Ohio Auditor of State Dave Yost released this statement:
“Speaker Rosenberger should step down immediately,” Yost said. “He made the right decision to resign–but if it’s right on May 1, it’s right today. The same rationale applies, and there is no cause to delay.”
Ohio Attorney General Mike DeWine made the same plea:
“There’s a lot of important work that the Legislature needs to get done. The Speaker has acknowledged that his presence is a distraction. It is best if he left now, so that the work of the people is not inhibited.”
But even DeWine is taking fire from opponents on both sides of the aisle over the issue.
Last Friday, DeWine apparently spoke to Rosenberger about the situation and advised him to step down if he did something wrong.
His primary opponent Mary Taylor seized that opportunity with this statement:
“The behavior that Speaker Rosenberger stands accused of is part and parcel of the hubris that the Columbus Establishment and good old boy network display on a regular basis. The cavalier attitude that they are somehow above the fray of comporting themselves as public servants beholden to the constituents they are sworn to represent is the reason I am running for Governor. This is what the Swamp looks like. And this is what I am going to erase in state government. While I agree with the Speaker’s decision to step down, there are still many unanswered questions. The first of which is what did Mike DeWine know that prompted his Friday call to the Speaker’s office? The days of the Establishment are numbered. Rosenberger is just the first.”
Even Democrat Richard Cordray, who is running in the Democratic Party Gubernatorial race called DeWine out in a telephone conference.
“The speaker’s resignation is just the beginning this investigation needs to continue until all the facts come out an every guilty and complicit party is identified,” said Cordray. “Attorney General DeWine, for his involvement needs to fully cooperate with the FBI in its investigation of this matter; third Mike DeWine’s actions and communications with Speaker Rosenberger were highly unusual and they raise serious questions about whether he used his role as Ohio’s top law enforcement official to protect himself politically.”
Fellow democratic gubernatorial candidate State Senator Joe Schiavoni also weighed in on DeWine’s conversation with Rosenberger days before his resignation.
“I think that it is weird; it’s fishy that the Attorney General is just simply making a random, casual, request to the Speaker of the House saying, ‘Hey man, if you did wrong you should probably resign.’ Like that is not what the Attorney General is supposed to do; and stuff like that makes people really lose trust in their elected officials.”
The other Democrat gubernatorial candidates were less vocal about the situation.
Dennis Kucinich provided no official statement on the matter, rather re-iterating his stance on lobbyists and special interests and how he would deal with them if elected; and Bill O’Neill said he did not have enough facts to form an opinion.

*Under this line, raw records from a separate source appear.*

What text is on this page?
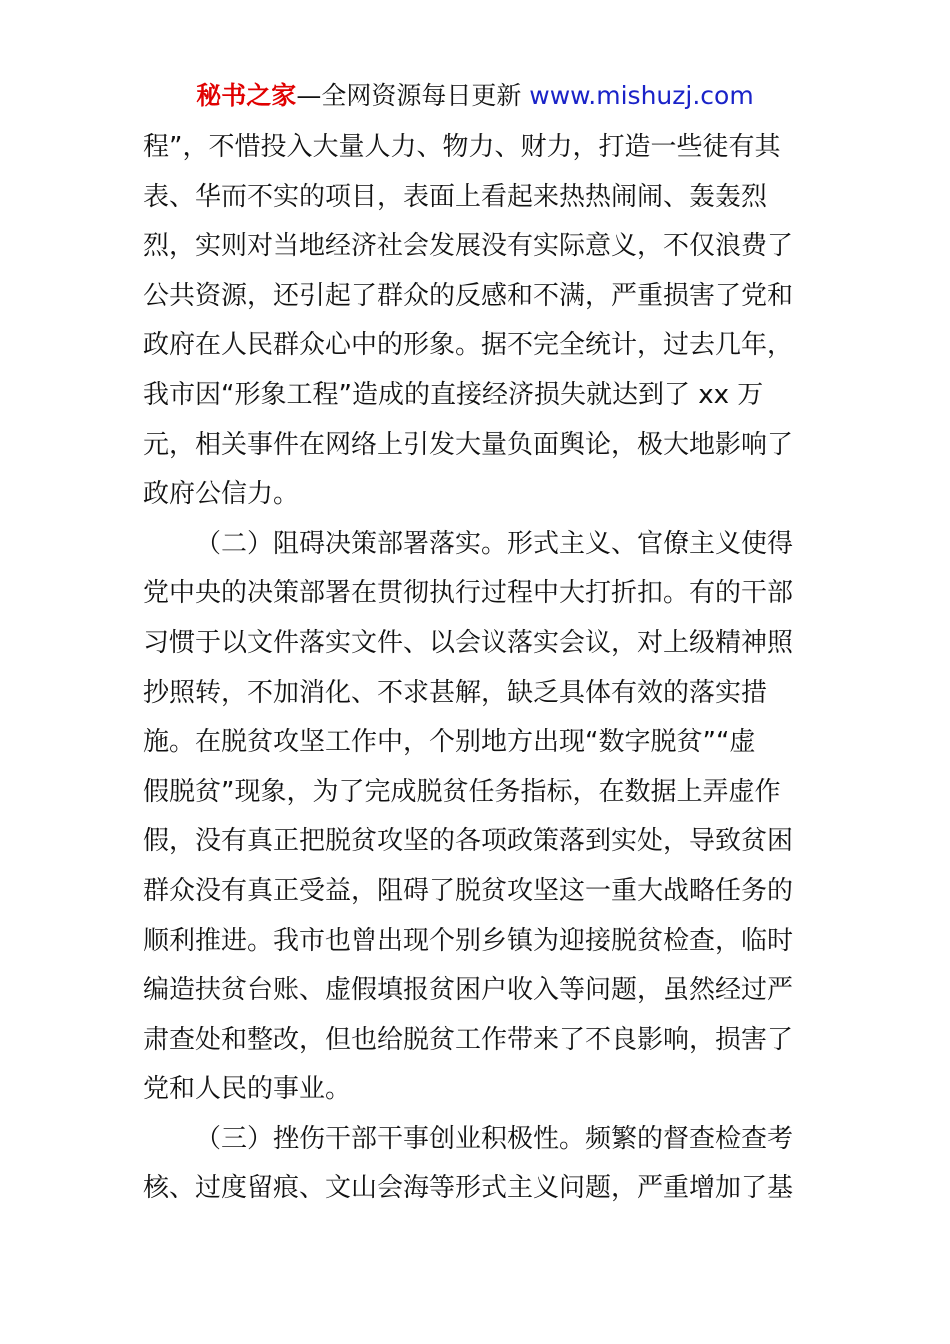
秘书之家—全网资源每日更新 www.mishuzj.com
程”，不惜投入大量人力、物力、财力，打造一些徒有其
表、华而不实的项目，表面上看起来热热闹闹、轰轰烈
烈，实则对当地经济社会发展没有实际意义，不仅浪费了
公共资源，还引起了群众的反感和不满，严重损害了党和
政府在人民群众心中的形象。据不完全统计，过去几年，
我市因“形象工程”造成的直接经济损失就达到了 xx 万
元，相关事件在网络上引发大量负面舆论，极大地影响了
政府公信力。
（二）阻碍决策部署落实。形式主义、官僚主义使得
党中央的决策部署在贯彻执行过程中大打折扣。有的干部
习惯于以文件落实文件、以会议落实会议，对上级精神照
抄照转，不加消化、不求甚解，缺乏具体有效的落实措
施。在脱贫攻坚工作中，个别地方出现“数字脱贫”“虚
假脱贫”现象，为了完成脱贫任务指标，在数据上弄虚作
假，没有真正把脱贫攻坚的各项政策落到实处，导致贫困
群众没有真正受益，阻碍了脱贫攻坚这一重大战略任务的
顺利推进。我市也曾出现个别乡镇为迎接脱贫检查，临时
编造扶贫台账、虚假填报贫困户收入等问题，虽然经过严
肃查处和整改，但也给脱贫工作带来了不良影响，损害了
党和人民的事业。
（三）挫伤干部干事创业积极性。频繁的督查检查考
核、过度留痕、文山会海等形式主义问题，严重增加了基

Lawmakers in the Ohio House of Representatives also weighed in, like House Assistant Minority Leader Nick Celebreeze in this statement:
“The one-party rule that has dominated our state for decades has led to unchecked power that has damaged not only this institution, but our state. Ohioans deserve better and that is why I agree that Cliff should step down immediately.”

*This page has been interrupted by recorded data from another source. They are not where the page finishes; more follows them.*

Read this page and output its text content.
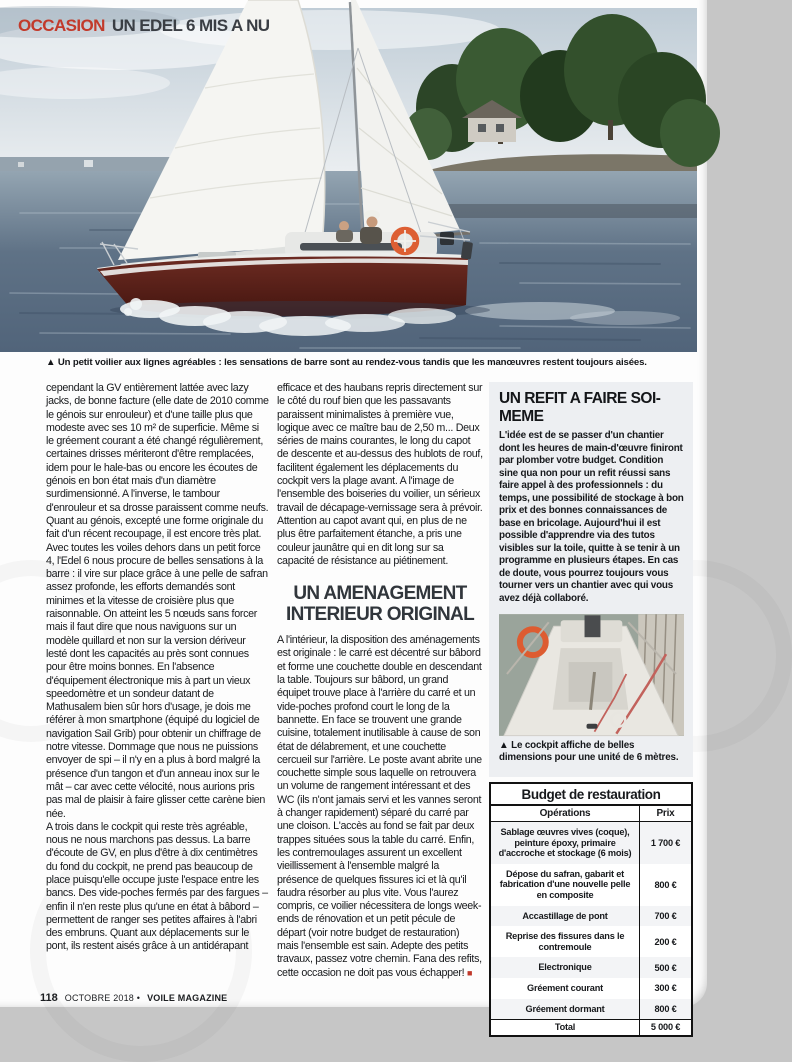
OCCASION UN EDEL 6 MIS A NU
▲ Un petit voilier aux lignes agréables : les sensations de barre sont au rendez-vous tandis que les manœuvres restent toujours aisées.

cependant la GV entièrement lattée avec lazy jacks, de bonne facture (elle date de 2010 comme le génois sur enrouleur) et d'une taille plus que modeste avec ses 10 m² de superficie. Même si le gréement courant a été changé régulièrement, certaines drisses mériteront d'être remplacées, idem pour le hale-bas ou encore les écoutes de génois en bon état mais d'un diamètre surdimensionné. A l'inverse, le tambour d'enrouleur et sa drosse paraissent comme neufs. Quant au génois, excepté une forme originale du fait d'un récent recoupage, il est encore très plat.

Avec toutes les voiles dehors dans un petit force 4, l'Edel 6 nous procure de belles sensations à la barre : il vire sur place grâce à une pelle de safran assez profonde, les efforts demandés sont minimes et la vitesse de croisière plus que raisonnable. On atteint les 5 nœuds sans forcer mais il faut dire que nous naviguons sur un modèle quillard et non sur la version dériveur lesté dont les capacités au près sont connues pour être moins bonnes. En l'absence d'équipement électronique mis à part un vieux speedomètre et un sondeur datant de Mathusalem bien sûr hors d'usage, je dois me référer à mon smartphone (équipé du logiciel de navigation Sail Grib) pour obtenir un chiffrage de notre vitesse. Dommage que nous ne puissions envoyer de spi – il n'y en a plus à bord malgré la présence d'un tangon et d'un anneau inox sur le mât – car avec cette vélocité, nous aurions pris pas mal de plaisir à faire glisser cette carène bien née.

A trois dans le cockpit qui reste très agréable, nous ne nous marchons pas dessus. La barre d'écoute de GV, en plus d'être à dix centimètres du fond du cockpit, ne prend pas beaucoup de place puisqu'elle occupe juste l'espace entre les bancs. Des vide-poches fermés par des fargues – enfin il n'en reste plus qu'une en état à bâbord – permettent de ranger ses petites affaires à l'abri des embruns. Quant aux déplacements sur le pont, ils restent aisés grâce à un antidérapant

efficace et des haubans repris directement sur le côté du rouf bien que les passavants paraissent minimalistes à première vue, logique avec ce maître bau de 2,50 m... Deux séries de mains courantes, le long du capot de descente et au-dessus des hublots de rouf, facilitent également les déplacements du cockpit vers la plage avant. A l'image de l'ensemble des boiseries du voilier, un sérieux travail de décapage-vernissage sera à prévoir. Attention au capot avant qui, en plus de ne plus être parfaitement étanche, a pris une couleur jaunâtre qui en dit long sur sa capacité de résistance au piétinement.

UN AMENAGEMENT INTERIEUR ORIGINAL

A l'intérieur, la disposition des aménagements est originale : le carré est décentré sur bâbord et forme une couchette double en descendant la table. Toujours sur bâbord, un grand équipet trouve place à l'arrière du carré et un vide-poches profond court le long de la bannette. En face se trouvent une grande cuisine, totalement inutilisable à cause de son état de délabrement, et une couchette cercueil sur l'arrière. Le poste avant abrite une couchette simple sous laquelle on retrouvera un volume de rangement intéressant et des WC (ils n'ont jamais servi et les vannes seront à changer rapidement) séparé du carré par une cloison. L'accès au fond se fait par deux trappes situées sous la table du carré. Enfin, les contremoulages assurent un excellent vieillissement à l'ensemble malgré la présence de quelques fissures ici et là qu'il faudra résorber au plus vite. Vous l'aurez compris, ce voilier nécessitera de longs week-ends de rénovation et un petit pécule de départ (voir notre budget de restauration) mais l'ensemble est sain. Adepte des petits travaux, passez votre chemin. Fana des refits, cette occasion ne doit pas vous échapper! ■

UN REFIT A FAIRE SOI-MEME

L'idée est de se passer d'un chantier dont les heures de main-d'œuvre finiront par plomber votre budget. Condition sine qua non pour un refit réussi sans faire appel à des professionnels : du temps, une possibilité de stockage à bon prix et des bonnes connaissances de base en bricolage. Aujourd'hui il est possible d'apprendre via des tutos visibles sur la toile, quitte à se tenir à un programme en plusieurs étapes. En cas de doute, vous pourrez toujours vous tourner vers un chantier avec qui vous avez déjà collaboré.

▲ Le cockpit affiche de belles dimensions pour une unité de 6 mètres.

Budget de restauration
Opérations	Prix
Sablage œuvres vives (coque), peinture époxy, primaire d'accroche et stockage (6 mois)
1 700 €
Dépose du safran, gabarit et fabrication d'une nouvelle pelle en composite
800 €
Accastillage de pont	700 €
Reprise des fissures dans le contremoule	200 €
Electronique	500 €
Gréement courant	300 €
Gréement dormant	800 €
Total	5 000 €
118 OCTOBRE 2018 • VOILE MAGAZINE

Speaker Pro Tempore Kirk Schuring, who will fill in for Rosenberger until a new Speaker is elected after the May primary elections, had this to say Wednesday after the first session without Rosenberger atop the dais.
“We’re about the business of getting things done. We’re not going to falter, we’re not going to stammer, we’re not going to retreat, we’ve got work to do, the people elected us to do work, there is important legislation that needs to be passed,” said Schuring.

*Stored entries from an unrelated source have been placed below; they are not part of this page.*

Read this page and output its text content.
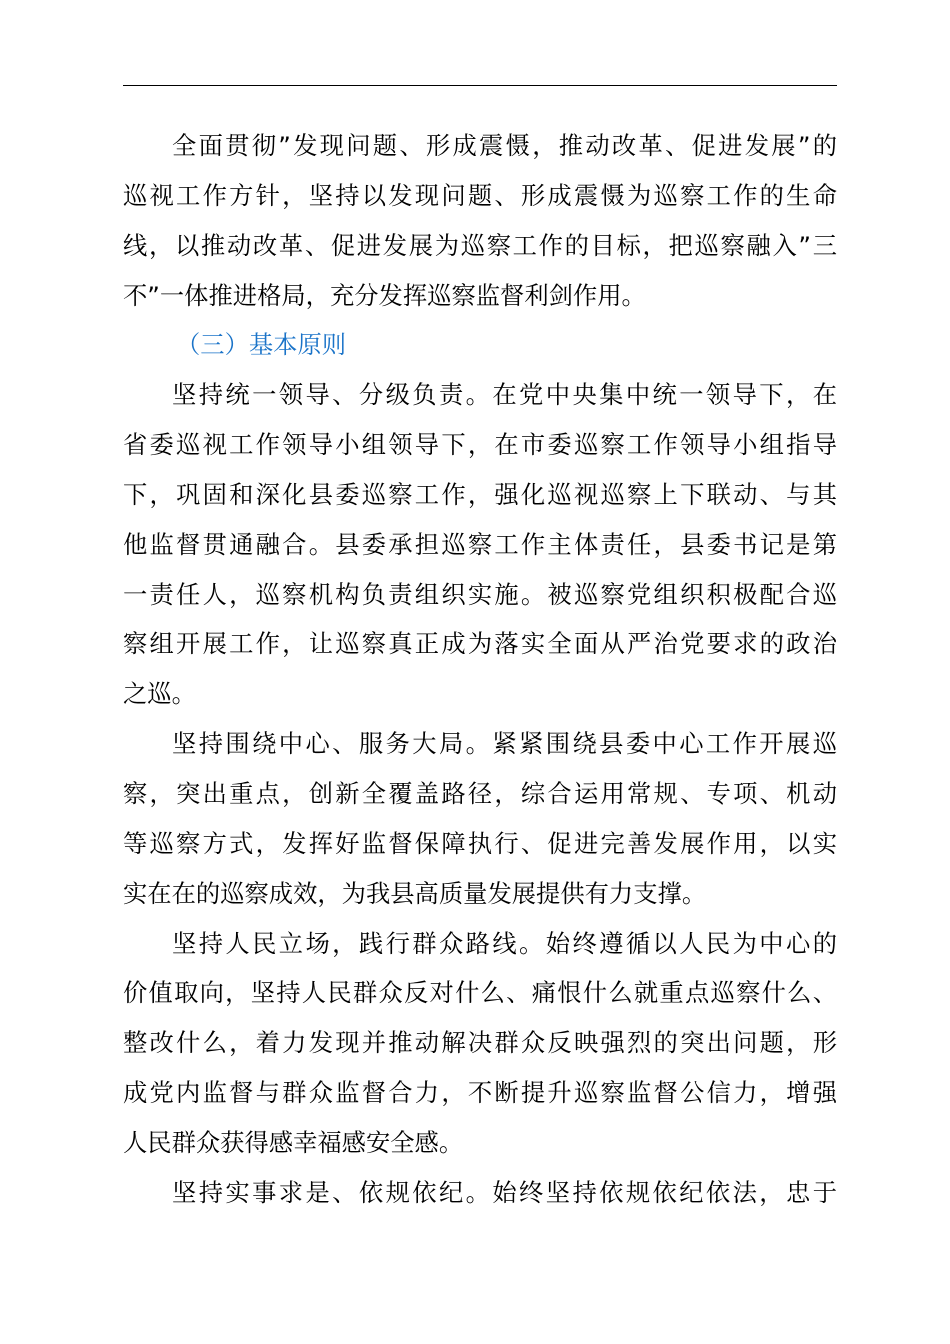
全面贯彻”发现问题、形成震慑，推动改革、促进发展”的
巡视工作方针，坚持以发现问题、形成震慑为巡察工作的生命
线，以推动改革、促进发展为巡察工作的目标，把巡察融入”三
不”一体推进格局，充分发挥巡察监督利剑作用。
（三）基本原则
坚持统一领导、分级负责。在党中央集中统一领导下，在
省委巡视工作领导小组领导下，在市委巡察工作领导小组指导
下，巩固和深化县委巡察工作，强化巡视巡察上下联动、与其
他监督贯通融合。县委承担巡察工作主体责任，县委书记是第
一责任人，巡察机构负责组织实施。被巡察党组织积极配合巡
察组开展工作，让巡察真正成为落实全面从严治党要求的政治
之巡。
坚持围绕中心、服务大局。紧紧围绕县委中心工作开展巡
察，突出重点，创新全覆盖路径，综合运用常规、专项、机动
等巡察方式，发挥好监督保障执行、促进完善发展作用，以实
实在在的巡察成效，为我县高质量发展提供有力支撑。
坚持人民立场，践行群众路线。始终遵循以人民为中心的
价值取向，坚持人民群众反对什么、痛恨什么就重点巡察什么、
整改什么，着力发现并推动解决群众反映强烈的突出问题，形
成党内监督与群众监督合力，不断提升巡察监督公信力，增强
人民群众获得感幸福感安全感。
坚持实事求是、依规依纪。始终坚持依规依纪依法，忠于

Rosenberger was not present for the session following his announcement the night before.
Schuring is unaware if Rosenberger will be returning to this office here in the capitol.
Rosenberger, like all lawmakers, has been paid in advance for the month of April; which may be why the May 1st resignation date was chosen.
If he were to step down from his position he would be on the hook for paying the balance of taxpayer dollars back to the state for the days he was not a lawmaker.
The base salary for Rosenberger’s part-time position is $60,584/year, or $5,048/month, or just over $2,524/bi-weekly.
That does not take into account any bonuses or increases for his leadership position.